La fiscalité environnementale devrait plutôt être pensée comme un instrument pour inciter à l’adoption progressive d’autres comportements et modes de consommation et de production qui rendent l’économie plus résistante face à ce choc qui s’avère inévitable. En effet, la fiscalité environnementale, pour peu qu’elle s’inscrive dans un cadre de long terme qui soit bien compris par les parties prenantes, amènera les entreprises à utiliser plus parcimonieusement les ressources qu’elles mobilisent dans leurs processus de production et à s’inscrire dans les principes de l’économie circulaire de manière à augmenter l’efficacité économique et réduire le taux de dépendance énergétique de la Belgique à l’égard du reste du monde (dépendance qu’Eurostat évalue à 73% de la consommation d’énergie). Cette transition sera d’autant plus fructueuse que les recettes fiscales vertes seront recyclées pour soutenir la RD&I (recherche, développement et innovation) et faciliter les procédures de mises sur le marché des biens, services et technologies verts. De la sorte, le concept de « productivité des ressources » qui est voisin de celui de « productivité du travail » et est l’inverse de celui de l’intensité énergétique (cf. supra), devrait gagner en importance au fur et à mesure que l’on prendra conscience que, comme l’a montré le Wuppertal Institute [6], il existe une relation très étroite entre productivité des ressources et compétitivité d’un pays (ou d’une entreprise).
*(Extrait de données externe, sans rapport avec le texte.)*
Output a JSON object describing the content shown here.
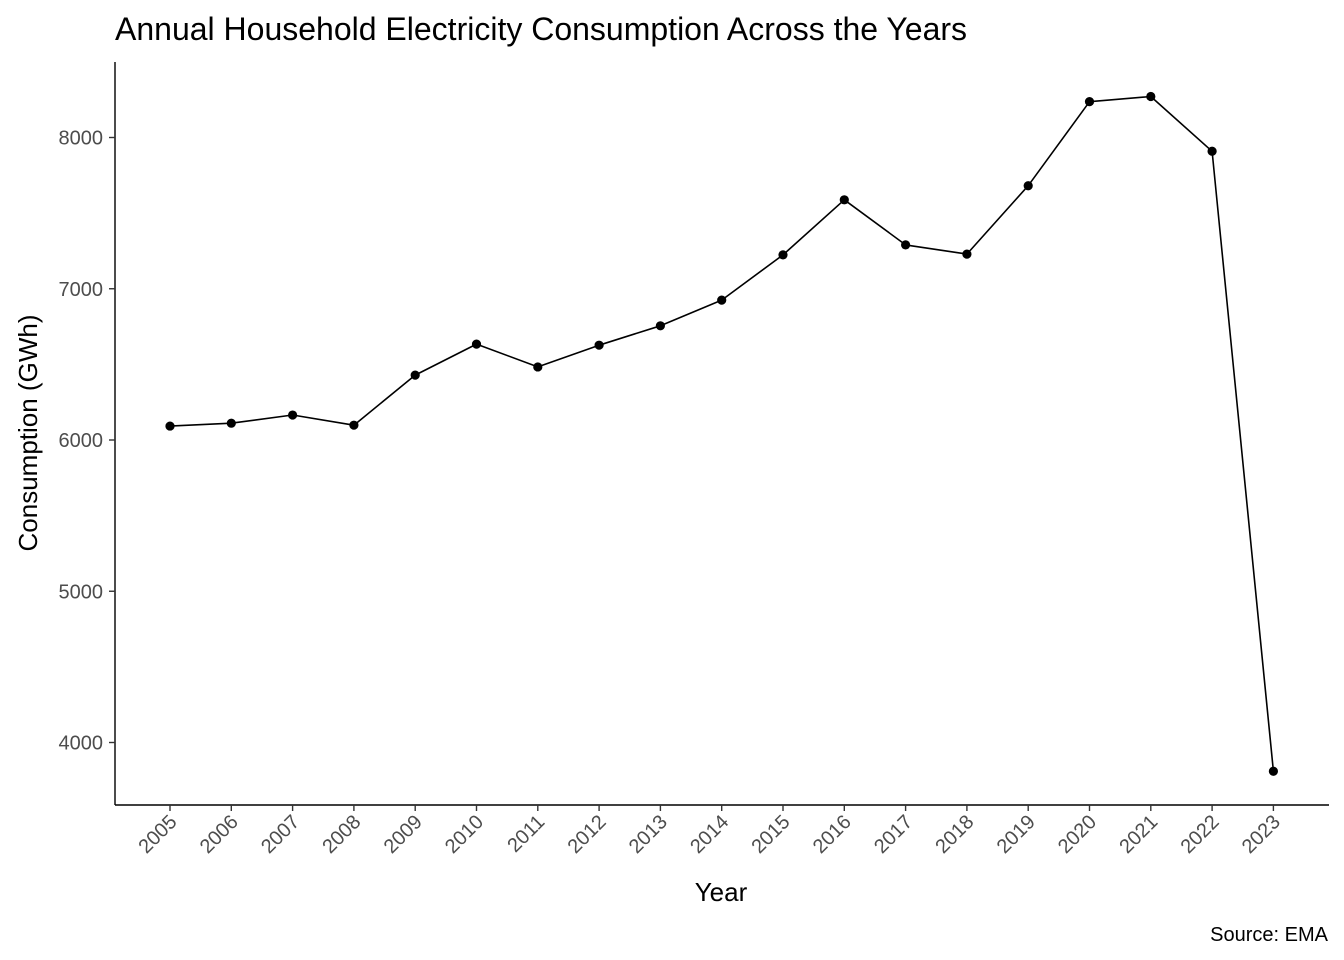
{
  "chart_data": {
    "type": "line",
    "title": "Annual Household Electricity Consumption Across the Years",
    "xlabel": "Year",
    "ylabel": "Consumption (GWh)",
    "caption": "Source: EMA",
    "x": [
      "2005",
      "2006",
      "2007",
      "2008",
      "2009",
      "2010",
      "2011",
      "2012",
      "2013",
      "2014",
      "2015",
      "2016",
      "2017",
      "2018",
      "2019",
      "2020",
      "2021",
      "2022",
      "2023"
    ],
    "series": [
      {
        "values": [
          6092,
          6111,
          6165,
          6098,
          6429,
          6634,
          6483,
          6627,
          6755,
          6925,
          7224,
          7588,
          7290,
          7229,
          7681,
          8237,
          8271,
          7909,
          3810
        ]
      }
    ],
    "yticks": [
      4000,
      5000,
      6000,
      7000,
      8000
    ],
    "ylim": [
      3600,
      8500
    ],
    "grid": false,
    "legend": "none",
    "line_color": "#000000",
    "point_color": "#000000"
  }
}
[2Année où la consommation intermédiaire de produits des branches énergétiques représentait 4,41 % du cout de production de l’ensemble de l’économie belge et 8,29 % si l’on se limite au secteur industriel en 2000. À titre d’illustration de la progression, les chiffres pour 1995 sont de 3,04 % et 5,10 % (Conseil central de l’économie, Étude sur la structure des couts de production de l’économie, 2010).

[3Alors même qu’il n’était pas encore question de réduire la TVA sur l’électricité.

[4Ainsi, en 2011, les cotisations sociales patronales s’élevaient à 8,6 % du PIB contre 7,7 % en moyenne pour les pays frontaliers ; une réduction de 2 milliards d’euros aurait porté le pourcentage de 8,6 % à 8,1 %.